In this study, we report nanoscale SiO2 coated Si@C (Si@C–SiO2) nanofiber composites as high-energy anodes for lithium-ion batteries. We introduced a feasible method to improve the electrochemical performance of previously reported Si@C nanofiber composite electrodes. The main target of this study is to propose a simple, but effective approach for the confinement of Si nanoparticles inside the Si@C nanofiber composite electrodes. Si@C nanofibers were produced by simple electrospinning and subsequent heat treatment processes. The resultant Si@C nanofibers were coated with thin amorphous SiO2 layers by using sol–gel TEOS solution to achieve further improvement on the cycling performance of the composite anodes. Nanoscale SiO2 coating helped maintain the Si nanoparticles within the nanofiber structure and stabilize the SEI formation, resulting in improved cycling performance. Electrochemical performance results show that Si@C–SiO2 nanofiber composite anodes exhibit capacity retention of 89.8% and coulombic efficiency of 97.2% after 50th cycles. Although better electrochemical performance (e.g., higher capacity retention or higher coulombic efficiency) has been reported in the literature,14,19 this work does present an easy and versatile approach for improving the electrochemical performance of previously reported Si@C nanofiber composite electrodes. Nevertheless, future study can be conducted to refine the structure of Si@C–SiO2 nanofiber composite and further improve their electrochemical performance. In addition, the method used in this work can be applied to most of the previously reported Si/C based composite anodes to improve their performance.

2. Experimental

2.1. Nanofiber preparation

Tetraethyl orthosilicate (TEOS, 99%), polyacrylonitrile (PAN, Mw = 150[thin space (1/6-em)]000 g mol−1), N,N-dimethylformamide (DMF), ammonium hydroxide solution (NH4OH, 28–30%), and ethanol were purchased from Sigma-Aldrich. Si nanoparticles (diameter: 30–50 nm) were purchased from Nanostructures & Amorphous Materials, Incorporated. All chemicals were used without further purification.

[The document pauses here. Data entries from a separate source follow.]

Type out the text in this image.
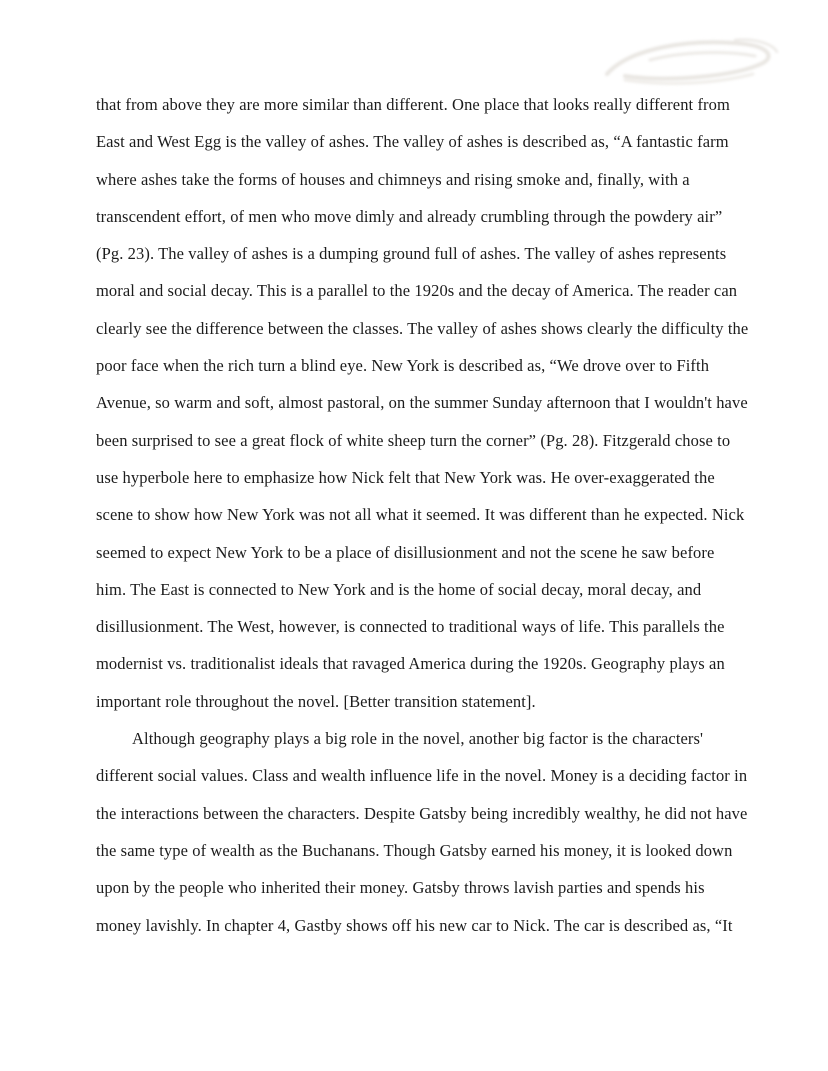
that from above they are more similar than different. One place that looks really different from
East and West Egg is the valley of ashes. The valley of ashes is described as, “A fantastic farm
where ashes take the forms of houses and chimneys and rising smoke and, finally, with a
transcendent effort, of men who move dimly and already crumbling through the powdery air”
(Pg. 23). The valley of ashes is a dumping ground full of ashes. The valley of ashes represents
moral and social decay. This is a parallel to the 1920s and the decay of America. The reader can
clearly see the difference between the classes. The valley of ashes shows clearly the difficulty the
poor face when the rich turn a blind eye. New York is described as, “We drove over to Fifth
Avenue, so warm and soft, almost pastoral, on the summer Sunday afternoon that I wouldn't have
been surprised to see a great flock of white sheep turn the corner” (Pg. 28). Fitzgerald chose to
use hyperbole here to emphasize how Nick felt that New York was. He over-exaggerated the
scene to show how New York was not all what it seemed. It was different than he expected. Nick
seemed to expect New York to be a place of disillusionment and not the scene he saw before
him. The East is connected to New York and is the home of social decay, moral decay, and
disillusionment. The West, however, is connected to traditional ways of life. This parallels the
modernist vs. traditionalist ideals that ravaged America during the 1920s. Geography plays an
important role throughout the novel. [Better transition statement].
Although geography plays a big role in the novel, another big factor is the characters'
different social values. Class and wealth influence life in the novel. Money is a deciding factor in
the interactions between the characters. Despite Gatsby being incredibly wealthy, he did not have
the same type of wealth as the Buchanans. Though Gatsby earned his money, it is looked down
upon by the people who inherited their money. Gatsby throws lavish parties and spends his
money lavishly. In chapter 4, Gastby shows off his new car to Nick. The car is described as, “It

Fig. 1 schematically illustrates the entire fabrication approach of electrospun Si@PAN nanofibers, Si@C nanofibers, and Si@C–SiO2 nanofibers. For the preparation of Si@PAN nanofibers, PAN (8 wt%) was first dissolved in DMF at 60 °C and mechanically stirred for 24 h. Si nanoparticles (20 wt% with respect to PAN) were then added into the as-prepared PAN/DMF solution and stirred at room temperature for 24 h, followed by ultrasonic treatment for 1 h to obtain a homogenous dispersion. The as-prepared Si/PAN dispersion was then electrospun into Si@PAN nanofibers with a flow rate of 0.75 ml h−1, a voltage of 16 kV, and a tip-to-collector distance of 25 cm. Si@C nanofiber composites were prepared from Si@PAN nanofibers through stabilization in air environment at 280 °C for 5.5 h with a heating rate of 5 °C min−1, followed by carbonization at 700 °C for 2 h in argon atmosphere with a heating rate of 2 °C min−1, during which PAN was pyrolyzed to carbon.


image file: c5ra03129j-f1.tif
Fig. 1 Schematic illustration of the fabrication process of electrospun Si@PAN nanofibers, Si@C nanofibers, and Si@C–SiO2 nanofibers.

For the preparation of Si@C–SiO2 nanofiber composites, the as-prepared Si@C nanofibers were coated with nanoscale SiO2 by using a sol–gel TEOS solution. The sol–gel TEOS solution was prepared by adding 3 ml ammonium hydroxide into a mixture of 125 ml ethanol and 30 ml water, followed by the addition of 2.4 g TEOS dropwise under vigorous stirring. The reaction was left at room temperature under vigorous stirring for 30 minutes. During the synthesis of Si@C–SiO2 nanofiber composites, 100 mg Si@C nanofibers were immersed into the as-prepared sol–gel TEOS solution and treated for different duration times. Solution treatment time was varied from 0.5 h, 1 h to 2 h to investigate its effect on electrochemical performance. After solution treatment, the Si@C–SiO2 nanofiber composites were first dried in vacuum oven and later washed with deionized water for three times.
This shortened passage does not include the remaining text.